Suena raro pero los científicos lo avalan: Venecia debería trasladarse piedra a piedra para evitar su hundimiento en los próximos 300 años
Una subida del nivel del mar en los próximos años podría cambiarlo todo.

Venecia es una ciudad que parece flotar sobre el agua, famosa en todo el mundo por sus canales, sus góndolas y esa belleza que no se parece a ninguna otra. Pero detrás de la postal se esconde una paradoja que ha definido su existencia durante siglos: ser al mismo tiempo ciudad y laguna, construida sobre un equilibrio tan delicado como extraordinario. Un equilibrio que está dejando de ser poético para convertirse en una advertencia.
Ahora, esa condición empieza a tambalearse de forma cada vez más evidente. Un nuevo estudio científico advierte de que Venecia no solo se enfrenta al hundimiento progresivo de sus cimientos, sino también a un escenario de subida del nivel del mar que podría cambiarlo todo en los próximos siglos. Los investigadores han analizado distintas estrategias para proteger la ciudad y el resultado es tan contundente como sorprendente.
La investigación, publicada en Scientific Reports, advierte que si el nivel del mar sigue subiendo y la subsidencia del terreno continúa, la histórica ciudad italiana podría llegar a un punto en el que la opción más realista no sea levantar más muros, sino desmontar y reubicar parte de su patrimonio tierra adentro. Un escenario que, aunque pueda sonar extremo, los científicos consideran dentro de lo posible para los próximos 200 a 300 años.
Una solución extrema
El estudio, liderado por Piero Lionello y un equipo internacional, sitúa a Venecia en una carrera a contrarreloj. La ciudad no solo ha sufrido 18 inundaciones extremas en los últimos 23 años, sino que la eficacia del MOSE, el sistema de barreras móviles instalado en los tres accesos de la laguna y que funciona como defensa de emergencia, se vería comprometida a largo plazo si el aumento del mar supera aproximadamente los 1,25 metros.
Por ello se plantea cuatro vías posibles. La primera es reforzar las barreras móviles; la segunda, levantar diques en anillo para aislar el centro histórico; la tercera, cerrar la laguna con una especie de “super dique”; y la cuarta, la más radical, trasladar edificios, monumentos y usos urbanos a zonas interiores más elevadas. En ese escenario extremo, los investigadores explican que habría que desmantelar y reconstruir partes significativas del patrimonio, algo sin precedentes por su complejidad y por el riesgo de pérdida cultural que implicaría.

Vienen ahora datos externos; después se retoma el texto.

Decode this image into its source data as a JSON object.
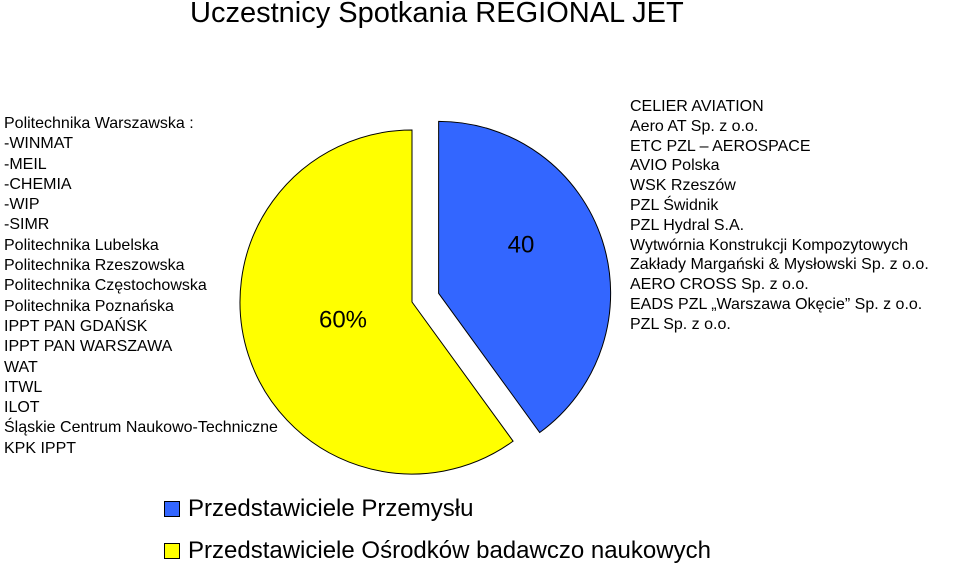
{
  "title": "Uczestnicy Spotkania REGIONAL JET",
  "left_list": [
    "Politechnika Warszawska :",
    "-WINMAT",
    "-MEIL",
    "-CHEMIA",
    "-WIP",
    "-SIMR",
    "Politechnika Lubelska",
    "Politechnika Rzeszowska",
    "Politechnika Częstochowska",
    "Politechnika Poznańska",
    "IPPT PAN GDAŃSK",
    "IPPT PAN WARSZAWA",
    "WAT",
    "ITWL",
    "ILOT",
    "Śląskie Centrum Naukowo-Techniczne",
    "KPK IPPT"
  ],
  "right_list": [
    "CELIER AVIATION",
    "Aero AT Sp. z o.o.",
    "ETC PZL – AEROSPACE",
    "AVIO Polska",
    "WSK Rzeszów",
    "PZL Świdnik",
    "PZL Hydral S.A.",
    "Wytwórnia Konstrukcji Kompozytowych",
    "Zakłady Margański & Mysłowski Sp. z o.o.",
    "AERO CROSS Sp. z o.o.",
    "EADS PZL „Warszawa Okęcie” Sp. z o.o.",
    "PZL Sp. z o.o."
  ],
  "chart_data": {
    "type": "pie",
    "title": "Uczestnicy Spotkania REGIONAL JET",
    "slices": [
      {
        "name": "Przedstawiciele Przemysłu",
        "value": 40,
        "label": "40",
        "color": "#3366ff",
        "exploded": true
      },
      {
        "name": "Przedstawiciele Ośrodków badawczo naukowych",
        "value": 60,
        "label": "60%",
        "color": "#ffff00",
        "exploded": false
      }
    ],
    "legend_position": "bottom"
  },
  "legend": [
    {
      "label": "Przedstawiciele Przemysłu",
      "color": "#3366ff"
    },
    {
      "label": "Przedstawiciele Ośrodków badawczo naukowych",
      "color": "#ffff00"
    }
  ]
}
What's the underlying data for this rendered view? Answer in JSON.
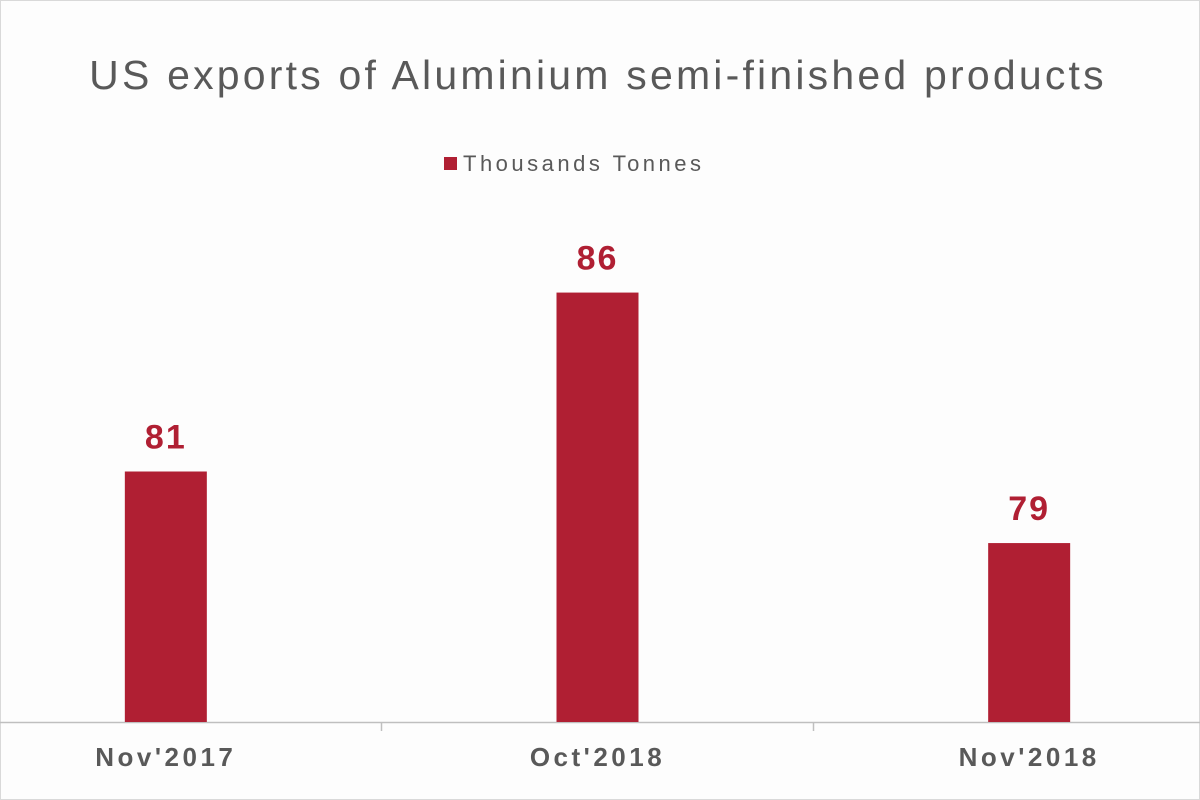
{
  "chart_data": {
    "type": "bar",
    "title": "US exports of Aluminium semi-finished products",
    "categories": [
      "Nov'2017",
      "Oct'2018",
      "Nov'2018"
    ],
    "series": [
      {
        "name": "Thousands Tonnes",
        "color": "#b01f33",
        "values": [
          81,
          86,
          79
        ]
      }
    ],
    "ylim": [
      74,
      88
    ]
  }
}
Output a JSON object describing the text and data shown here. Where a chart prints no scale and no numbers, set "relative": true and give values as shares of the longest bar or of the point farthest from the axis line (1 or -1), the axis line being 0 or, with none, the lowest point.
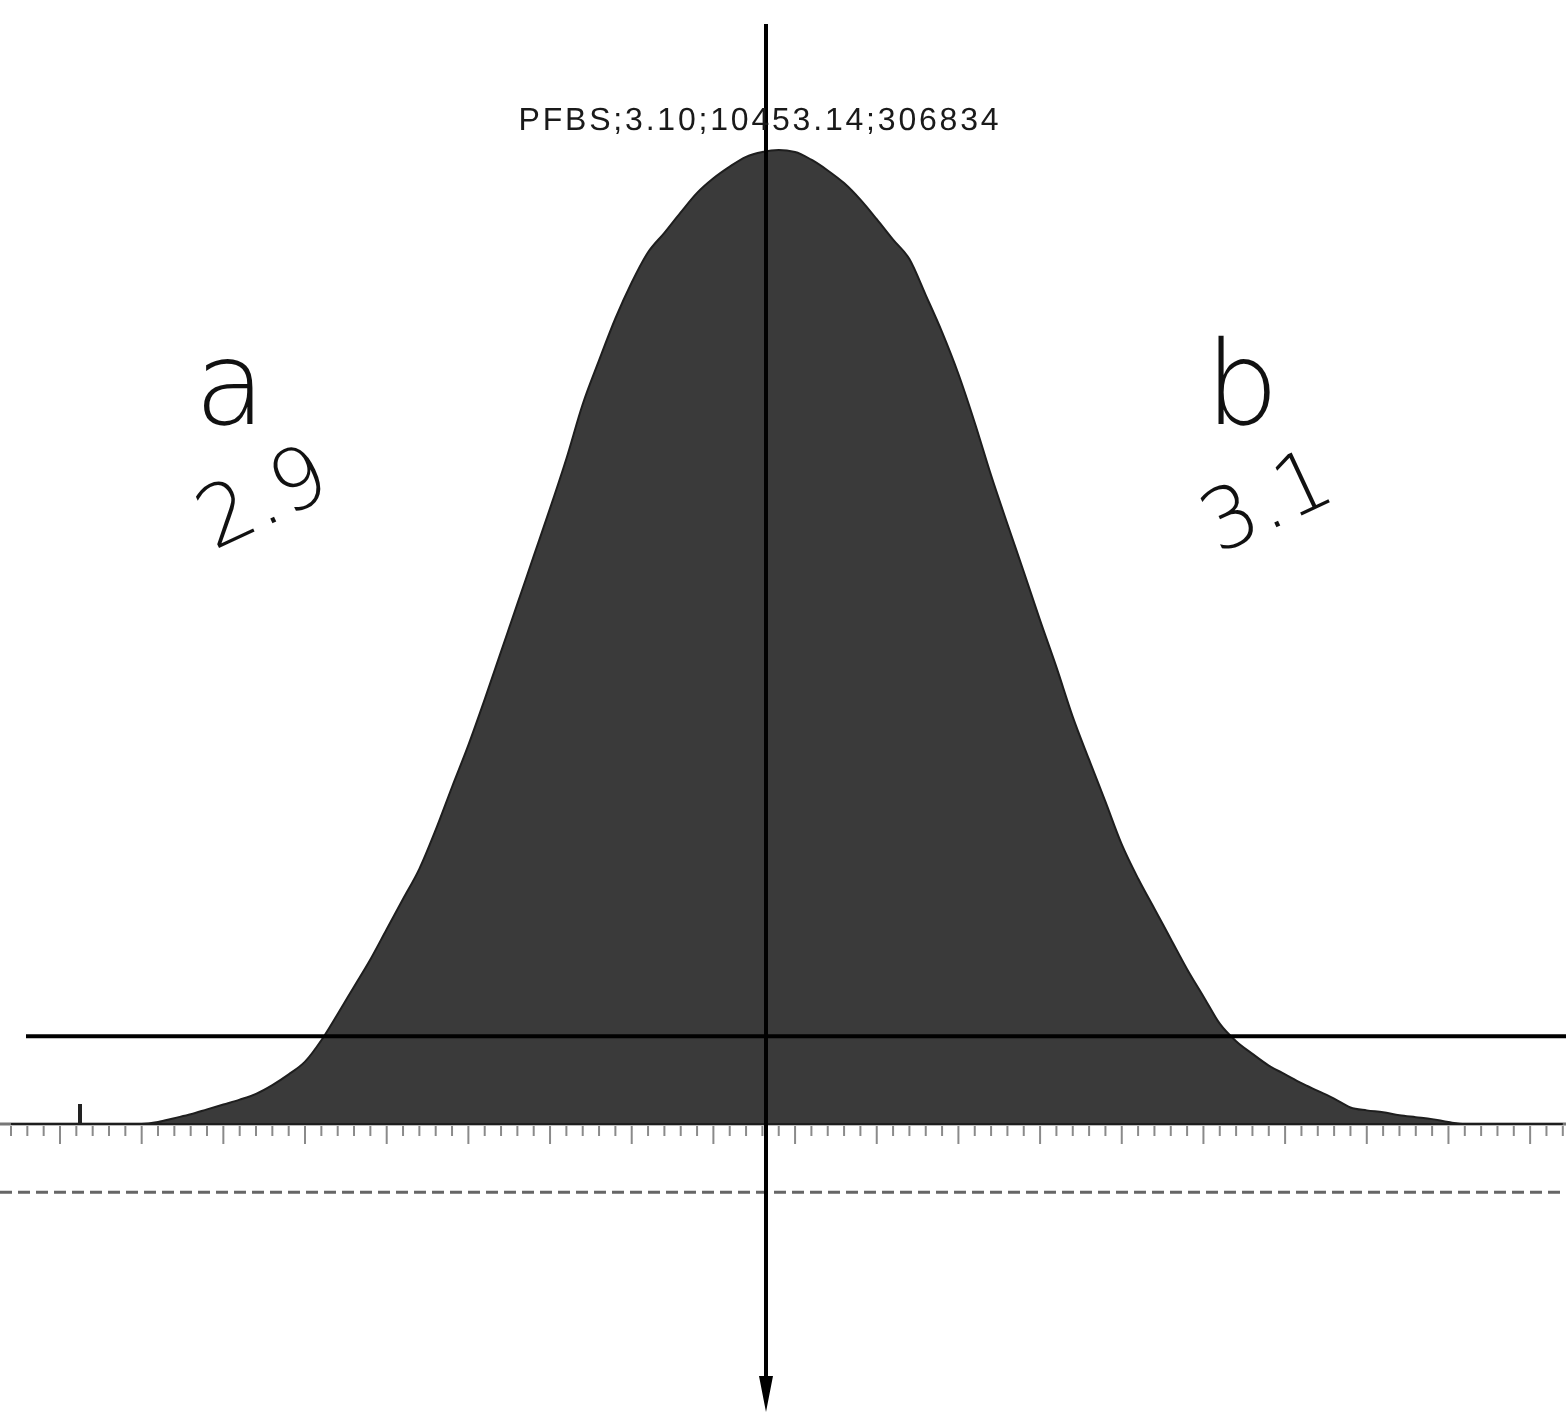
{
  "chart_data": {
    "type": "area",
    "relative": true,
    "categories": [
      null,
      null,
      null,
      null,
      null,
      null,
      null,
      null,
      null,
      null,
      null,
      null,
      null,
      null,
      null,
      null,
      null,
      null,
      null,
      null,
      null,
      null,
      null,
      null,
      null,
      null,
      null,
      null,
      null,
      null,
      null,
      null,
      null,
      null,
      null,
      null,
      null,
      null,
      null,
      null,
      null,
      null,
      null,
      null,
      null,
      null,
      null,
      null,
      null,
      null,
      null,
      null,
      null,
      null,
      null,
      null,
      null,
      null,
      null,
      null,
      null,
      null,
      null,
      null,
      null,
      null,
      null,
      null,
      null,
      null,
      null,
      null,
      null,
      null,
      null,
      null,
      null,
      null,
      null,
      null,
      null,
      null,
      null,
      null,
      null,
      null,
      null,
      null,
      null,
      null,
      null,
      null,
      null,
      null,
      null,
      null
    ],
    "values": [
      0,
      0,
      0,
      0,
      0,
      0,
      0,
      0,
      0,
      0.002,
      0.006,
      0.01,
      0.015,
      0.02,
      0.025,
      0.031,
      0.04,
      0.051,
      0.064,
      0.086,
      0.113,
      0.141,
      0.169,
      0.2,
      0.231,
      0.262,
      0.302,
      0.346,
      0.389,
      0.436,
      0.485,
      0.534,
      0.583,
      0.632,
      0.683,
      0.739,
      0.784,
      0.827,
      0.864,
      0.895,
      0.915,
      0.936,
      0.956,
      0.971,
      0.983,
      0.993,
      0.998,
      1,
      0.998,
      0.99,
      0.979,
      0.966,
      0.949,
      0.929,
      0.908,
      0.888,
      0.851,
      0.813,
      0.77,
      0.72,
      0.666,
      0.616,
      0.567,
      0.517,
      0.469,
      0.418,
      0.374,
      0.331,
      0.287,
      0.252,
      0.221,
      0.19,
      0.159,
      0.131,
      0.103,
      0.085,
      0.072,
      0.06,
      0.051,
      0.042,
      0.034,
      0.026,
      0.017,
      0.014,
      0.012,
      0.009,
      0.007,
      0.005,
      0.002,
      0,
      0,
      0,
      0,
      0,
      0,
      0
    ],
    "color": "#3a3a3a",
    "annotations": [
      "PFBS;3.10;10453.14;306834",
      "a",
      "2.9",
      "b",
      "3.1"
    ],
    "ref_lines": [
      {
        "axis": "y",
        "value": 0.09,
        "color": "#000000"
      },
      {
        "axis": "y",
        "value": -0.07,
        "color": "#666666",
        "line_style": "dashed"
      }
    ]
  }
}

Esto tendría un costo elevado de aproximadamente 100.000 millones de dólares, una factura descomunal incluso para una ciudad convertida en símbolo mundial del turismo y del patrimonio. Además, el propio equipo advierte de que grandes infraestructuras como diques permanentes o cierres de laguna pueden tardar entre 30 y 50 años en planificarse y construirse, así que retrasar la decisión sería casi tan peligroso como no tomarla.
En su propuesta más extrema, también se plantea la incógnita de cómo podría convivir el patrimonio con un nuevo escenario geográfico. "Los monumentos reubicados podrían ser visitados por turistas y se podrían construir nuevas zonas residenciales a su alrededor, pero los restos inundados se deteriorarían progresivamente”, aseguran los autores del estudio. Una visión que resume bien el dilema de la ciudad: cómo seguir siendo Venecia cuando el agua deja de ser su aliada para convertirse en su mayor amenaza.